Http.net.bind.to vs http.bind.to

Hello,

What is the difference between http.net.bind.to and http.bind.to?

My fundamental request is : can we block the console from an external IP while still allowing ILP over HTTP ?

Regards,
Gabriel

Hi Gabriel,

http.net.bind.to and http.bind.to are the same settings, only the latter has been deprecated.
Please, use http.net.bind.to.

Regarding blocking access to the web console from external IP addresses, I would use a firewall.
You can let connections through to the ILP port, and block connections to the HTTP endpoint.

Thank you for the indication about those parameters.
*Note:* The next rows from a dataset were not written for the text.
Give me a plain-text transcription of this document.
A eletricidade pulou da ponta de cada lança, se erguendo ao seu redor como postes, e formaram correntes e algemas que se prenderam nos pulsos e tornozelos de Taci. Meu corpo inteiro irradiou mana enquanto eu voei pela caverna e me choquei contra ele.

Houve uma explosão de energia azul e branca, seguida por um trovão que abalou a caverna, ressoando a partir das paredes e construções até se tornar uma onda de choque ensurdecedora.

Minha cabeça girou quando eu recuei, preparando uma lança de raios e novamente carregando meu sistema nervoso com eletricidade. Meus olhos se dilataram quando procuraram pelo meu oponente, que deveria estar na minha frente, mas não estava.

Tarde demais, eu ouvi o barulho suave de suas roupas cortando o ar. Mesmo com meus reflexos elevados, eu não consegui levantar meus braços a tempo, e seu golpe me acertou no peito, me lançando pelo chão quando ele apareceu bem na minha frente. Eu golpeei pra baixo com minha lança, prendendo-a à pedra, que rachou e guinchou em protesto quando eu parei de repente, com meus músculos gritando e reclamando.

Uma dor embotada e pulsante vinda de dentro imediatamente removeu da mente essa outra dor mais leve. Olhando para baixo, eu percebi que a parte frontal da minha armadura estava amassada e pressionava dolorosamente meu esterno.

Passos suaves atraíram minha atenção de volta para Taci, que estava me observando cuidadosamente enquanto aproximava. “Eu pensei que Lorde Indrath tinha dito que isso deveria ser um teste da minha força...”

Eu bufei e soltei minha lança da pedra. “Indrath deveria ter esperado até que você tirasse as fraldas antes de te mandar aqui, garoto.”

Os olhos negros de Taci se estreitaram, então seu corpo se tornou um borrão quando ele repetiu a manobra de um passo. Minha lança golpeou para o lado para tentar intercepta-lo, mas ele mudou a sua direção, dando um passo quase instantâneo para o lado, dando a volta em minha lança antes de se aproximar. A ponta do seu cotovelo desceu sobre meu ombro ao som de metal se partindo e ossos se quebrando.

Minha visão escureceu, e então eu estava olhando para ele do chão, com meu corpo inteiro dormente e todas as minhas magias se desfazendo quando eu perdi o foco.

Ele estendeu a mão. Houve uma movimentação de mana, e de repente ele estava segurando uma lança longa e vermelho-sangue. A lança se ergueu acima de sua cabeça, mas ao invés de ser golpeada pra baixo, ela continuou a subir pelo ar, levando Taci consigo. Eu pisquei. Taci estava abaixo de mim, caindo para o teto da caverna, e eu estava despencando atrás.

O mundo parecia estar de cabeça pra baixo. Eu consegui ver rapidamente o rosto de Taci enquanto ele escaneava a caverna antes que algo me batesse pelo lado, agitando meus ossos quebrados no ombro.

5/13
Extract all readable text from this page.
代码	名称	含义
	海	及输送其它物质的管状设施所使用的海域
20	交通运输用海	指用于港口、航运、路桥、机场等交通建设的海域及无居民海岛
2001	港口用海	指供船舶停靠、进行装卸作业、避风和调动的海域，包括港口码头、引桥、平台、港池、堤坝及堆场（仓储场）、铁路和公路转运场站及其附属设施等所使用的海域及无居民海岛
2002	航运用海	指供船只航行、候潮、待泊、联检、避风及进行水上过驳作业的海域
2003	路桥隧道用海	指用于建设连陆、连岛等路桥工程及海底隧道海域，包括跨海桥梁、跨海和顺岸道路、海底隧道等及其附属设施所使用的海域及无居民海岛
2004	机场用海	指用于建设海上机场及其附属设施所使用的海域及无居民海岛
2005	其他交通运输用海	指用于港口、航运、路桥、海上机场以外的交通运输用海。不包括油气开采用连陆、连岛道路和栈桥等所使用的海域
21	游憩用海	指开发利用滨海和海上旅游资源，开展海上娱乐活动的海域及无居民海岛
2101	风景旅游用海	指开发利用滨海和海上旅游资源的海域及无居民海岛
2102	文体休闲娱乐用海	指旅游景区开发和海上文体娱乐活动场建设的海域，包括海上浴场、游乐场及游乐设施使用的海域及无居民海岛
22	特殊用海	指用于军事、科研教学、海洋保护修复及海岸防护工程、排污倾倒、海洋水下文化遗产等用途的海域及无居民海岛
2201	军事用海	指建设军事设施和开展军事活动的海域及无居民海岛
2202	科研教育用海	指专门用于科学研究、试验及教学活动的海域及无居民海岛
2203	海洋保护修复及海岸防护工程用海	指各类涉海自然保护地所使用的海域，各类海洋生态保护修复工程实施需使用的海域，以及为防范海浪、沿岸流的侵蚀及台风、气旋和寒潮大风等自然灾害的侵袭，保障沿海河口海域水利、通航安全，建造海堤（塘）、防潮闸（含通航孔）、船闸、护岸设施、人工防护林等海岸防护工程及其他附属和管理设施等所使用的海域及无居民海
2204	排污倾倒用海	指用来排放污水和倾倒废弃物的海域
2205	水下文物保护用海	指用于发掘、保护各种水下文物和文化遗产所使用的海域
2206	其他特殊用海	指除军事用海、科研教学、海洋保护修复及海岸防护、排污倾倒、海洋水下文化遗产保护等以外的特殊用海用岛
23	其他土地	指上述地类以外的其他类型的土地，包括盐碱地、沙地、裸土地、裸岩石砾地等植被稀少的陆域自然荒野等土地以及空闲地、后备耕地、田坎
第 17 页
AFAIK ILP over HTTP is using the same port as the HTTP web console and REST API. That’s where my problem starts. Ideally, I would like to allow the ILP over HTTP but not the console and neither the REST API.

Sorry, missed that you were talking about ILP over HTTP.

It is still doable, but you will have to setup rules on the firewall based on the request URI.

URI belongs to ILP over HTTP traffic:
/write

URIs used by native InfluxDB clients (no need for these, unless you migrated from InfluxDB, and using their client to ingest data):
/api/v2/write
/ping

REST API endpoints:
/exec
/imp
/exp

There are also other endpoints used by the Web Console (on top of the REST API), and monitoring tools such as Prometheus.

I think what you could setup a firewall rule to allow requests with /write, and disable everything else. That should make it possible to ingest data using ILP over HTTP coming from outside.